Der Fokus des Dissertationsprojekts liegt daher auf der Etablierung einer hoch-detaillierten 3D-Gesichtsdatenbank (Mimik-Archiv) mit dem Ziel der statistischen Analyse quantitativer fazialer Morphologiemerkmale. Die Ausdrucksmuster erlauben die Generierung eines Modells in Form des digitalen Mimik-Atlas und dienen als Werkzeug in medizinischen und neurowissenschaftlichen Anwendungen.
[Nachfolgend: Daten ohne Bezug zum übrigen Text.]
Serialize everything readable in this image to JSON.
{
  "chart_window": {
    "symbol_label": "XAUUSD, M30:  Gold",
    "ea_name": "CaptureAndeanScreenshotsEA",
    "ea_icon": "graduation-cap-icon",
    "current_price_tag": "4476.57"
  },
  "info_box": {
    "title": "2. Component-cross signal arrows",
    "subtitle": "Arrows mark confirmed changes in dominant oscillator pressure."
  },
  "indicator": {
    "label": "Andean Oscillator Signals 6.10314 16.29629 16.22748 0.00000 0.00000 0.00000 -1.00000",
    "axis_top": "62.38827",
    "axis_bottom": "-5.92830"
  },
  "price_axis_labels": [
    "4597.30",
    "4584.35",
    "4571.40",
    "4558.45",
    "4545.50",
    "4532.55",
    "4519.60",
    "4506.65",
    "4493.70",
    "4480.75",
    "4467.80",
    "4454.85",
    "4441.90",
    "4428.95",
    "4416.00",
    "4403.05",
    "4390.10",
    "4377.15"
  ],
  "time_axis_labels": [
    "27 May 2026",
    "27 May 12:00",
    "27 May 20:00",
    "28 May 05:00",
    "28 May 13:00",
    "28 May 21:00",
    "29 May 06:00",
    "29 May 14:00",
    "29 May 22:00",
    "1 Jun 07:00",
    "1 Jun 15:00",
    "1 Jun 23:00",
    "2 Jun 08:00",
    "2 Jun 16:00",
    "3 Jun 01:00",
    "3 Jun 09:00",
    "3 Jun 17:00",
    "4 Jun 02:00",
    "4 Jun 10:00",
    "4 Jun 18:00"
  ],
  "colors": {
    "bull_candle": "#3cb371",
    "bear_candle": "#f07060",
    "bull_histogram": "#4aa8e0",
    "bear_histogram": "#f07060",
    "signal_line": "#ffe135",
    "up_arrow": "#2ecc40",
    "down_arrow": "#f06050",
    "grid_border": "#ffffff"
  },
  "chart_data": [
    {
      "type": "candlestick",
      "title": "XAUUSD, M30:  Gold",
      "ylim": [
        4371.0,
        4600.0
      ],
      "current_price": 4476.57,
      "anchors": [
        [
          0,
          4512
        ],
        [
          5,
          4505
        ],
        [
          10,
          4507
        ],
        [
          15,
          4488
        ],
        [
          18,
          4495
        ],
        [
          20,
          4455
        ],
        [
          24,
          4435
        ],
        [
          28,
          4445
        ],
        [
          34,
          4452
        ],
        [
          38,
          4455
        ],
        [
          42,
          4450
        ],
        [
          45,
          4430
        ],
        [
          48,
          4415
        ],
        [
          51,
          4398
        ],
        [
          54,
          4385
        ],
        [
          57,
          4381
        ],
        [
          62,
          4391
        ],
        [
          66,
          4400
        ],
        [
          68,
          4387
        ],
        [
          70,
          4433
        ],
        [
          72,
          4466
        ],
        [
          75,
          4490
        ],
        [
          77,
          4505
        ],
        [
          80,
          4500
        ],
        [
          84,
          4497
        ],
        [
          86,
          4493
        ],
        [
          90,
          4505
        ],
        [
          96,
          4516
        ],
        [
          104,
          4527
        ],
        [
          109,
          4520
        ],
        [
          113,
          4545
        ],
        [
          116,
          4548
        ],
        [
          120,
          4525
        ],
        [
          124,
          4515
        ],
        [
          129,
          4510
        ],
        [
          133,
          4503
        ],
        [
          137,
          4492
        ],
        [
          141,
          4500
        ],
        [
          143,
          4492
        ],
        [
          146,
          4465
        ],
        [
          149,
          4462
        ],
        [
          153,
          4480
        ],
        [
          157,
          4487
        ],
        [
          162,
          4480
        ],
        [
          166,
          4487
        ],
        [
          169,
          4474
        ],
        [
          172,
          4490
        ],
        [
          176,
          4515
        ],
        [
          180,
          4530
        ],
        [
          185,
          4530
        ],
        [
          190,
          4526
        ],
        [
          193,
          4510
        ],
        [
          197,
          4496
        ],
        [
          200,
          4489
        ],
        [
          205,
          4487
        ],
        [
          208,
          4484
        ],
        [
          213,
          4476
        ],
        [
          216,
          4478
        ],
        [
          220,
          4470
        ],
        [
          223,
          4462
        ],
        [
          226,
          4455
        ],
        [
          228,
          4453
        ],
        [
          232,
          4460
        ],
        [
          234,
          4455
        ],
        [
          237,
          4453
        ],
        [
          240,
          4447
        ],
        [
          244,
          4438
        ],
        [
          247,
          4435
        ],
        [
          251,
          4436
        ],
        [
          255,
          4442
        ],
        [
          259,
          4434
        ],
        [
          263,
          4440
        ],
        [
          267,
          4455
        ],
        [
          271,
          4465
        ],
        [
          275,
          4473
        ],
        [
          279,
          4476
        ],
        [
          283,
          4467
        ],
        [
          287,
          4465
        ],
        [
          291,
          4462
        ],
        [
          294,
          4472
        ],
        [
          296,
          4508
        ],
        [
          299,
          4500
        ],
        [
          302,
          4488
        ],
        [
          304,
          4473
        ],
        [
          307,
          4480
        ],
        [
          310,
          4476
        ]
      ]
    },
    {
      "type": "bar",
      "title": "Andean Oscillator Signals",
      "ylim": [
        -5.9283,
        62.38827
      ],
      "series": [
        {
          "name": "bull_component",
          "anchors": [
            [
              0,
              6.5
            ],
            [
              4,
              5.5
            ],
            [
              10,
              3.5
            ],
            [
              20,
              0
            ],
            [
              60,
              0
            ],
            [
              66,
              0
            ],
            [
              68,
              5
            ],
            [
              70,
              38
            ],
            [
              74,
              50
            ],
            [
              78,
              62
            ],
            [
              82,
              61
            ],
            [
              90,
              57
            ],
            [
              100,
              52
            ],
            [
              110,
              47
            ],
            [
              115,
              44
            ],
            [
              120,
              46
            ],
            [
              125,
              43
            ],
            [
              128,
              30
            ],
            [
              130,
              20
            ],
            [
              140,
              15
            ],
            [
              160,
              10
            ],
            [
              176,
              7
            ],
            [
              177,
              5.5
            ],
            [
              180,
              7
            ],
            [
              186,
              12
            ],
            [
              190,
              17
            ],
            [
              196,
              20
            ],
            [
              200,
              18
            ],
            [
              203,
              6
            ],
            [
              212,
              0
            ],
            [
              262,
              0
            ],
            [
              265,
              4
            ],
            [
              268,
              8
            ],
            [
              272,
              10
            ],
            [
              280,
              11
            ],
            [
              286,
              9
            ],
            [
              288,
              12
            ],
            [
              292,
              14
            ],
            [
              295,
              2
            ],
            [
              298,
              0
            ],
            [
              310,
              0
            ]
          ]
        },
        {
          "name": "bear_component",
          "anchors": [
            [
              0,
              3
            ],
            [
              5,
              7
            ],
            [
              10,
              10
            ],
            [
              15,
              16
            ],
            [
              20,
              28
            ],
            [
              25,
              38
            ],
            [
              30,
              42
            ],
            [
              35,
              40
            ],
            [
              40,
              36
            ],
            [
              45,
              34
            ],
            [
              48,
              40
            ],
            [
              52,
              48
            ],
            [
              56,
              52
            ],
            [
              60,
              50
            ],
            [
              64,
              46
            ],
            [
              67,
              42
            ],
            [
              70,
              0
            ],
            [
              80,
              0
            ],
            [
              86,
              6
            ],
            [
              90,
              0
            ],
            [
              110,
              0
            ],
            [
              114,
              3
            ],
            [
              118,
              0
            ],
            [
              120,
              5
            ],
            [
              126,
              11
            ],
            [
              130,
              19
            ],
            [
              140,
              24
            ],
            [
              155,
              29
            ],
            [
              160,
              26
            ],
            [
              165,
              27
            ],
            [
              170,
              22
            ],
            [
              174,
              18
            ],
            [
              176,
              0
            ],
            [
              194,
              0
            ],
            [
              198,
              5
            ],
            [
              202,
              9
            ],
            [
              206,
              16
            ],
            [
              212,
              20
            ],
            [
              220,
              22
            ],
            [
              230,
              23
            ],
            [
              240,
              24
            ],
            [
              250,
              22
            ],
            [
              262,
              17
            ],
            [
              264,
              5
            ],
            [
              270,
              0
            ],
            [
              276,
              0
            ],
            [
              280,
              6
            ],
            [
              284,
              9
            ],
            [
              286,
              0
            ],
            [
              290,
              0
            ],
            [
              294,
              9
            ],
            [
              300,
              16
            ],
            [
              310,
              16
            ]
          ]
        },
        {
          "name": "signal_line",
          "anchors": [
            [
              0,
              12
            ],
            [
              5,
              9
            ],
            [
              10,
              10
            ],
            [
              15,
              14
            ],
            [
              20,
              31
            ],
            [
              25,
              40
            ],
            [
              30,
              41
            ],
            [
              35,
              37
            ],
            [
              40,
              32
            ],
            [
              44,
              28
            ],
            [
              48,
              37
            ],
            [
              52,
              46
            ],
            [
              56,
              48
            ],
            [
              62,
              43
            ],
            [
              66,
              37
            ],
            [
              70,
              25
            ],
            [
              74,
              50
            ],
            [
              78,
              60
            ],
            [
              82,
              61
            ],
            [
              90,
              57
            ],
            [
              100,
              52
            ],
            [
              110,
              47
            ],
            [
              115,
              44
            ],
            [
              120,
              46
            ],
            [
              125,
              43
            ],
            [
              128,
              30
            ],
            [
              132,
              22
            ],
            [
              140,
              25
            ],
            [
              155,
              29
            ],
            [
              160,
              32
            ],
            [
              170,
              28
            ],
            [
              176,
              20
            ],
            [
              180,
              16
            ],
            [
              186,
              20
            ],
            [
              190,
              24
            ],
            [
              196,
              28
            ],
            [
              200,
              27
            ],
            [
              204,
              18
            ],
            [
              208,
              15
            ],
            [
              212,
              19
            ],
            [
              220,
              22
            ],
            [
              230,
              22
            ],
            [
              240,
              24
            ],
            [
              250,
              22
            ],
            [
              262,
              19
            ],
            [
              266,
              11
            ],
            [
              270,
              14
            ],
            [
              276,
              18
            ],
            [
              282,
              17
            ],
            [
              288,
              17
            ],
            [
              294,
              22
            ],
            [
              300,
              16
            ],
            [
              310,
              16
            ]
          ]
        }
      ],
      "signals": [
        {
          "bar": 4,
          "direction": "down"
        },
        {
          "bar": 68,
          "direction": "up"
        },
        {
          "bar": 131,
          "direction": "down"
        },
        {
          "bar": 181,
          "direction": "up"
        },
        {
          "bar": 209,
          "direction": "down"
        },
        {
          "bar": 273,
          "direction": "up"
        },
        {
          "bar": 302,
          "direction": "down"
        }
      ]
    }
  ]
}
In der ersten Projektphase wurden bestehende stereofotogrammetrische Verfahren zur Erfassung der fazialen Morphologie und der fotografischen Textur von Gesichtsausdrücken weiterentwickelt und für den spezifischen Kontext optimiert. Mit der Camera Facialis des Konrad-Zuse-Zentrums für Informationstechnik (ZIB) wurde ein Multi-Camera-Setup etabliert, welches es ermöglicht, 3D-Geometrie und Farbe der Gesichtsoberfläche binnen Sekundenbruchteilen hochgenau zu vermessen. Dabei übertrifft sowohl der geometrische als auch der fotometrische Detailgrad der digitalen Gesichtsmodelle die Ergebnisse derzeit verfügbarer Systeme. Während der gesamten Projektlaufzeit dient die Camera Facialis der Sammlung einer umfassenden Datenbasis von fazialen Affektausdrucksmustern. Gegenstand weiterer Forschungen sind vor allem neue algorithmische Verarbeitungsprozesse mit dem Ziel der Erstellung des Mimik-Archivs aus den digitalen Gesichtsoberflächen. Durch eine weitgehende Automatisierung der nötigen Verarbeitungsschritte wird eine schnelle Integration digitaler 3D-Modelle in das Mimik-Archiv und darüber hinaus ein einfacher Datenbankabgleich mit neuen Gesichtern möglich.